Two Types of Extended Car Warranties
An extended warranty is basically car insurance that protects you against expensive unanticipated repairs within a specified period and mileage range. In contrast with true warranties, which are part of the vehicle price, extended warranties are purchased independently.
These days, you will find two primary types of extended warranties: original equipment manufacturer (OEM) and aftermarket. Examples of OEMs are Chevrolet and Ford. Warranty or insurance companies are considered third parties when they have no direct business relations with an automobile brand. One example of a company that provides third-party service warranty is Cars Protection Plus.
There are two kinds of warranties provided by OEMs, namely, powertrain and bumper to bumper. A powertrain warranty covers engine and transmission issues that are related to workmanship, while a bumper to bumper warranty is intended for most other potential problems with the vehicle, including those involving the vehicle’s electronic systems (power seats, navigation.).
An extended OEM warranty generally has features that are similar to the benefits offered by a new vehicle purchase, but with the addition of other services like roadside assistance. Research what such other services will be for various providers in your location. Cars Protection Plus is one of the best choices – if not the best – you have if you are somewhere in Murrysville, Pennsylvania.
Cars Protection Plus
When deciding which warranty is the best, you may have to choose between a package with a deductible and without. As with other insurance types out there, a bigger deductible automatically decreases the policy’s overall cost. The good news is that OEM warranty deductibles are typically minimal – below $200.

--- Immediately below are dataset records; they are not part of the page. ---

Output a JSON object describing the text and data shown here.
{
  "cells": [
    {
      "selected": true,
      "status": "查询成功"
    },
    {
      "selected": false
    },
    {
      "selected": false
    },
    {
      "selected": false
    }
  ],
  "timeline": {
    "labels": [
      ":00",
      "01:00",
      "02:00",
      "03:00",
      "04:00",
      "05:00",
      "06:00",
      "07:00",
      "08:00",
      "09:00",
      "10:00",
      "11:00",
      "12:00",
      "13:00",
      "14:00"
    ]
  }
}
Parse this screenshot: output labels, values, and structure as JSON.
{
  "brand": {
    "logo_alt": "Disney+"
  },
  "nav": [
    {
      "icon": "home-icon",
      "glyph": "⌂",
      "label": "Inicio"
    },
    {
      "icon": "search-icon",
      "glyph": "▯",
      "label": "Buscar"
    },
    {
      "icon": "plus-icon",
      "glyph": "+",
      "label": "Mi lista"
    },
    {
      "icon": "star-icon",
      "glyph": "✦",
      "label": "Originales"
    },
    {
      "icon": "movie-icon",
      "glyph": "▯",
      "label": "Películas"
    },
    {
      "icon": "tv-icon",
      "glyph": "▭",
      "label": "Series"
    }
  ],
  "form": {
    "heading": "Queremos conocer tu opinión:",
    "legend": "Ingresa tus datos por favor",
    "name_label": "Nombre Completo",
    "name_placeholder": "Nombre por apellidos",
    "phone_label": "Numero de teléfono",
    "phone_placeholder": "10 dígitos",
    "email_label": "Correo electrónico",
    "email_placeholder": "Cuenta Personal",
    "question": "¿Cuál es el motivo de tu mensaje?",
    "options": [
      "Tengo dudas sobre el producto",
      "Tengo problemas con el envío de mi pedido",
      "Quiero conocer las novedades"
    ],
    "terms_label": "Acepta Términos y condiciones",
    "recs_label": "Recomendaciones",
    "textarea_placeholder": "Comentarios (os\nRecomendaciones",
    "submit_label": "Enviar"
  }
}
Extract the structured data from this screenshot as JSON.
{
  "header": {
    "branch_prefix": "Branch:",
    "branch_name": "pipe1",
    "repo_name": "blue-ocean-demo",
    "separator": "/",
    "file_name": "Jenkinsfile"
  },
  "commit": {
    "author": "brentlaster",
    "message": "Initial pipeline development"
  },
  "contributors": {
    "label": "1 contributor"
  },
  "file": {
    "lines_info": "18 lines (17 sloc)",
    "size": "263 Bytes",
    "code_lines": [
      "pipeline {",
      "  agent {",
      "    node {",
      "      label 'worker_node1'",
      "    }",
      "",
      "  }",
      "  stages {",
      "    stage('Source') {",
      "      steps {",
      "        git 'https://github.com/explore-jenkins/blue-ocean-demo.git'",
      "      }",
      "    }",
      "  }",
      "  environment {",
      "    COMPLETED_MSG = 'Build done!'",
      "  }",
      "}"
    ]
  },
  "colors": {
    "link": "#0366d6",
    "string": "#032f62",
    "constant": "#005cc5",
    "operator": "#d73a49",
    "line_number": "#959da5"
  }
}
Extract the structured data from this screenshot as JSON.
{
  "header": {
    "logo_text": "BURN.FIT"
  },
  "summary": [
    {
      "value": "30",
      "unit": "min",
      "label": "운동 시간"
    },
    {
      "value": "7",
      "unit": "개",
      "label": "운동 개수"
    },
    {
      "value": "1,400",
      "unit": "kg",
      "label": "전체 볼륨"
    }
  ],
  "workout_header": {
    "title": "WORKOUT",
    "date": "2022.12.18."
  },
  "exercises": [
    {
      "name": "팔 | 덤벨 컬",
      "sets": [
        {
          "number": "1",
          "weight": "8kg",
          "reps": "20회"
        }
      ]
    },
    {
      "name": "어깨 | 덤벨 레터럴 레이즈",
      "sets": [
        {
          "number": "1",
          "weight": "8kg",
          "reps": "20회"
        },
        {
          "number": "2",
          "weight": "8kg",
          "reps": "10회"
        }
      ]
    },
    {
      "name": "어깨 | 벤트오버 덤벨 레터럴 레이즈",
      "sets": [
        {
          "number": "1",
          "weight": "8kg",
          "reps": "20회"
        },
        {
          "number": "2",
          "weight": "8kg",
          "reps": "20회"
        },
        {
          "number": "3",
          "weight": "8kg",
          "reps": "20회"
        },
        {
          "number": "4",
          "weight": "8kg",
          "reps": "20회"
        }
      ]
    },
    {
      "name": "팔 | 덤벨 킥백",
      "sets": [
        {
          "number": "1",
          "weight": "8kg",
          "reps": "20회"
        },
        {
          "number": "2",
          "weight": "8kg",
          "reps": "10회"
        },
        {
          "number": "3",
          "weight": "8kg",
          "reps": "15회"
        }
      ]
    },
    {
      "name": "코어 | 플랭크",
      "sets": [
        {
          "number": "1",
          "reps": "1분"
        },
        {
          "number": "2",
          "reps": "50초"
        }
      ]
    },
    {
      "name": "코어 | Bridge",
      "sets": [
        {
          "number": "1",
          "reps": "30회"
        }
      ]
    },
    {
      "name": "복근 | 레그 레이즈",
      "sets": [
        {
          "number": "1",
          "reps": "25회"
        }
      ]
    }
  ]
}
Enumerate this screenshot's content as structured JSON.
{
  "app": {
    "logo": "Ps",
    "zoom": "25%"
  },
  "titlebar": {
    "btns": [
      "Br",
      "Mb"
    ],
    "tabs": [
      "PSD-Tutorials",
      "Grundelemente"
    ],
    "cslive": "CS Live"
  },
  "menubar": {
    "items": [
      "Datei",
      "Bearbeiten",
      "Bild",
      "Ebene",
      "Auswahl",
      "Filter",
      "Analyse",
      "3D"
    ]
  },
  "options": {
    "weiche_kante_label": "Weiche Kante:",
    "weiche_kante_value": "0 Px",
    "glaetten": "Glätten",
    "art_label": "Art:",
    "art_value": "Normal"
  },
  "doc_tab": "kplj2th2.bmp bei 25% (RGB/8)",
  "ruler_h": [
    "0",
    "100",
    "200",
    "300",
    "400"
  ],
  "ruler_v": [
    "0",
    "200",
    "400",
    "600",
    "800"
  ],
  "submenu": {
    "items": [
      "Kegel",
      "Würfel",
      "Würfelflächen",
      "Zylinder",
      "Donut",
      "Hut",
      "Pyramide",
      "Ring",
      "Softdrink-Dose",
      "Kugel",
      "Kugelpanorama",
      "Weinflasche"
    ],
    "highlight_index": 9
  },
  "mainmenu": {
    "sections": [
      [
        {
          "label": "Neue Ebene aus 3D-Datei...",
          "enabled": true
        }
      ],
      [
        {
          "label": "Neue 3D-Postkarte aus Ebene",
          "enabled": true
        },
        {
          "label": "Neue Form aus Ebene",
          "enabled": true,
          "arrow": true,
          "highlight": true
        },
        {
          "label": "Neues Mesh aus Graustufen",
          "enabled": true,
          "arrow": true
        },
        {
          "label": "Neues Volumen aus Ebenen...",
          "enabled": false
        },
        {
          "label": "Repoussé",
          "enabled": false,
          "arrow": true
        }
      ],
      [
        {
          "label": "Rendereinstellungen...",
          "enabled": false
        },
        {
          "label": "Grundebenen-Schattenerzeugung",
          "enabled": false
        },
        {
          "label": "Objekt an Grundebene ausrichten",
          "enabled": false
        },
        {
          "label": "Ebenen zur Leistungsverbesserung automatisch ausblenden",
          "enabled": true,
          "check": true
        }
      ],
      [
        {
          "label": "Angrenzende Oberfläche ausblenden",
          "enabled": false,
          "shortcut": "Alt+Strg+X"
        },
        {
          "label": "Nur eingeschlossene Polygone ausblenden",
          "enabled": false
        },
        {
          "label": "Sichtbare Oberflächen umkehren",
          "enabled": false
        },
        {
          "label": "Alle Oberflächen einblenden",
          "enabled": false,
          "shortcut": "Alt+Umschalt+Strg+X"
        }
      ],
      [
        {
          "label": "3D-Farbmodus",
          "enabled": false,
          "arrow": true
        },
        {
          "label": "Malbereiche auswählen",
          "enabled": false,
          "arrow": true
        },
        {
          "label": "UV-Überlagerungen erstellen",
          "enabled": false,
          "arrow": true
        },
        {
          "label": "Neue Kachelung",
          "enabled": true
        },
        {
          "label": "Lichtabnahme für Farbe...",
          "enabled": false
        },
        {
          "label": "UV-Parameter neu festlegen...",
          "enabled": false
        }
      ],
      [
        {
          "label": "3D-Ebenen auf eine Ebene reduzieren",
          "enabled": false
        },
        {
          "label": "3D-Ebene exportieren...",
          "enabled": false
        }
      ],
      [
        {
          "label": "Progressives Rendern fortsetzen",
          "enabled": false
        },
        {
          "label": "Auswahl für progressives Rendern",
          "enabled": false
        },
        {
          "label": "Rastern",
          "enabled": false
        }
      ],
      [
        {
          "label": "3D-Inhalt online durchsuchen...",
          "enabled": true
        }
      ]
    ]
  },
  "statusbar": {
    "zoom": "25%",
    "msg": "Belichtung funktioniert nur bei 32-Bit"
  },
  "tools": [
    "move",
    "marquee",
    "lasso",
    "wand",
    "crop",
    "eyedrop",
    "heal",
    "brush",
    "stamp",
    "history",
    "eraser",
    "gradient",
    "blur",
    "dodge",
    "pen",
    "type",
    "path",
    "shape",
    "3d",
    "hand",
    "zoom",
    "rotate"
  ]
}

In most cases, third-party or aftermarket warranty providers like Cars Protection Plus offer practically the same coverage that OEMs offer. But of course, these two are still independent products, and third-party warranties can still vary, depending on the specific company. Policies and deductibles, for one, are usually different as well.
How coverage is administered constitutes another significant difference between OEM and third-party warranties. For example, with a third-party warranty, you may have to pay out-of-pocket for a repair and then file for reimbursement later on. The process may take some time, but if you choose a good provider like Cars Protection Plus, this will hardly be an issue. In any case, payment expectations should be known to you right from the beginning.
What might be the biggest advantage of third-party warranties is that they are substantially cheaper compared to OEM warranties. Sometimes, a third-party warranty may even be your only option. If you buy a used Toyota at a Ford dealership , for instance, it’s unlikely that you will be given a Toyota OEM warranty.
If you’re planning to buy an extended warranty, make sure you read the fine print. Most importantly, buy from a reputable provider, such as Cars Protection Plus.